Pour Wallerand de Saint Just (FN), les familles de djihadistes français ne doivent pas revenir en France

Publié à 10h16, le 01 novembre 2017 , Modifié à 10h16, le 01 novembre 2017

 Pour Wallerand de Saint Just (FN), les familles de djihadistes français ne doivent pas revenir en France
© @afp
Image Aurélie Marcireau


En début de semaine, on apprenait qu’un couple avec trois enfants dont un bébé avait demandé au gouvernement de les rapatrier afin d‘être jugés. Le 23 octobre,c’est une vingtaine de familles de femmes parties rejoindre le groupe Etat islamique (EI) qui a écrit au président Emmanuel Macron pour demander également des rapatriements et jugements en France plutôt qu'en Syrie.

Pour Wallerand de Saint-Just, président du groupe FN à la région Île-de-France, c’est assez simple : c’est un aller sans retour. Invité de Sud radio ce 1er novembre et interrogé sur ces familles qui demandent que femmes et enfants reviennent en France, il explique :



Il paraît que jusqu’à maintenant au moins toutes ces familles, ces personnes, recevaient toutes les allocations et autres possibles de la part des organismes de sécurité sociale, ce qui est encore un scandale absolument incroyable...

Le journaliste insiste et demande s'ils doivent ou non revenir, le trésorier du FN continue :



Non, nous avons dit que ces personnes étaient là-bas en Syrie et Irak et elles devaient être prises en main par les autorités syriennes et les autorités irakiennes.
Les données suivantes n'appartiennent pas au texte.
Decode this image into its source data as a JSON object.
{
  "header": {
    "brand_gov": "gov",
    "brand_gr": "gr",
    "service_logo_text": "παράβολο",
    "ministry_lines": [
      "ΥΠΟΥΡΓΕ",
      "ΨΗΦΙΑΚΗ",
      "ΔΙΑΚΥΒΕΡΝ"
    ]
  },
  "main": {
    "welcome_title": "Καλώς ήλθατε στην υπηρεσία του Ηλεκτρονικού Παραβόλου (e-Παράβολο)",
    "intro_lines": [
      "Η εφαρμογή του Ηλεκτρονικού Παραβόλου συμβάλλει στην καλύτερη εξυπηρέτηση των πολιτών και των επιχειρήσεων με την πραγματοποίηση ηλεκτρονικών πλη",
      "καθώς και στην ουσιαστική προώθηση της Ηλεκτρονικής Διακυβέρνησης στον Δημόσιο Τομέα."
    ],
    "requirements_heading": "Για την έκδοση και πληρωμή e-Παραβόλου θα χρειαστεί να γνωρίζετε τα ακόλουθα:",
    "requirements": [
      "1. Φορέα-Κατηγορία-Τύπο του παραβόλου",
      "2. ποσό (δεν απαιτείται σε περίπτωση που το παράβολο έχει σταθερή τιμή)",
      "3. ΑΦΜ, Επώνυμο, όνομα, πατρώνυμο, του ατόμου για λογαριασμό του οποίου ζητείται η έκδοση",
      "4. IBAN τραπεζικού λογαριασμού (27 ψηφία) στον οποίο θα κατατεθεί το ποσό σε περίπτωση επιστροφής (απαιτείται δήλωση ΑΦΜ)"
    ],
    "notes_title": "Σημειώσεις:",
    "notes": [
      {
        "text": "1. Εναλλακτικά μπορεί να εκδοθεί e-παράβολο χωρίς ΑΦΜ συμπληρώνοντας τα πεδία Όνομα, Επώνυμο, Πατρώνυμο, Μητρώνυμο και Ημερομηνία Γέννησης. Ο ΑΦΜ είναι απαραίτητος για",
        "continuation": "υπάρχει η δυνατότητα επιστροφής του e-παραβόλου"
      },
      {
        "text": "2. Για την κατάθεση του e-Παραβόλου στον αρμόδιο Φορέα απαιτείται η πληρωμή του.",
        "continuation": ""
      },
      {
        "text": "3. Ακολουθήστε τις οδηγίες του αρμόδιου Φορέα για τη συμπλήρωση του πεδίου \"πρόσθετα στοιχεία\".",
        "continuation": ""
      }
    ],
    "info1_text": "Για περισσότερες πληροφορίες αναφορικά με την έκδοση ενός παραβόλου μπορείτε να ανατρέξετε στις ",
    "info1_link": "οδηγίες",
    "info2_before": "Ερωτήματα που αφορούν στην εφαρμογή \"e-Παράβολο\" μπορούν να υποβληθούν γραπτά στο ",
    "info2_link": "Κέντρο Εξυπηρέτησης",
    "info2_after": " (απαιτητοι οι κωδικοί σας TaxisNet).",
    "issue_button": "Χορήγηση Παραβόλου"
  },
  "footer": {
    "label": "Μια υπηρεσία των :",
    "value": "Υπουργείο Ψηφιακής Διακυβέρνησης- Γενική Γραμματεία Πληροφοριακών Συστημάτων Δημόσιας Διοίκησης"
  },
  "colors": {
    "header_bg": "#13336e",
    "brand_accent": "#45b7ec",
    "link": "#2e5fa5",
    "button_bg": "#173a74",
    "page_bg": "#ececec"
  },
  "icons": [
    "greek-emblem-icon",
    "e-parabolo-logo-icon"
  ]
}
Qu’elles devaient éventuellement être condamnées là-bas, purger leur peine là-bas et ne pas revenir en France. Nous devons tout faire pour qu’elles ne reviennent pas en France et il faut aussi utiliser d’autres points de notre droit pour les mettre totalement hors d’état de nuire.

Interrogée sur ces retours, Marine le Pen a demandé le 31 octobre sur LCP que les femmes, si elles sont rapatriées, soient incarcérées et les enfants récupérés par les famillessi ces dernières ne cultivent pas "une idéologie d’islamisme radicale".

Lors d’une conférence de presse le 30 octobre suite à la signature de la loi antiterroriste, Gérard Collomb a été interrogé sur les demandes de ces familles, il a répondu :



Pour ceux qui sont encore sur le territoire, lorsqu’il s’agit de l‘Irak, les tribunaux irakiens peuvent les juger. Pour ce qui concerne la Syrie, le ministre de l’Europe et des Affaires étrangères prend en charge leur cas et les traite individuellement.  

Selon le gouvernement français, environ 1.700 Français sont partis rejoindre les zones djihadistes irako-syriennes à partir de 2014. Sur ce total, 278 sont morts et 302 sont revenus en France (244 adultes et 58 mineurs). Les autres ont été soit capturés par les forces qui combattent l'EI en Syrie et en Irak, soit tués dans les combats, soit ont fui vers les derniers territoires tenus par l'EI ou d'autres foyers djihadistes.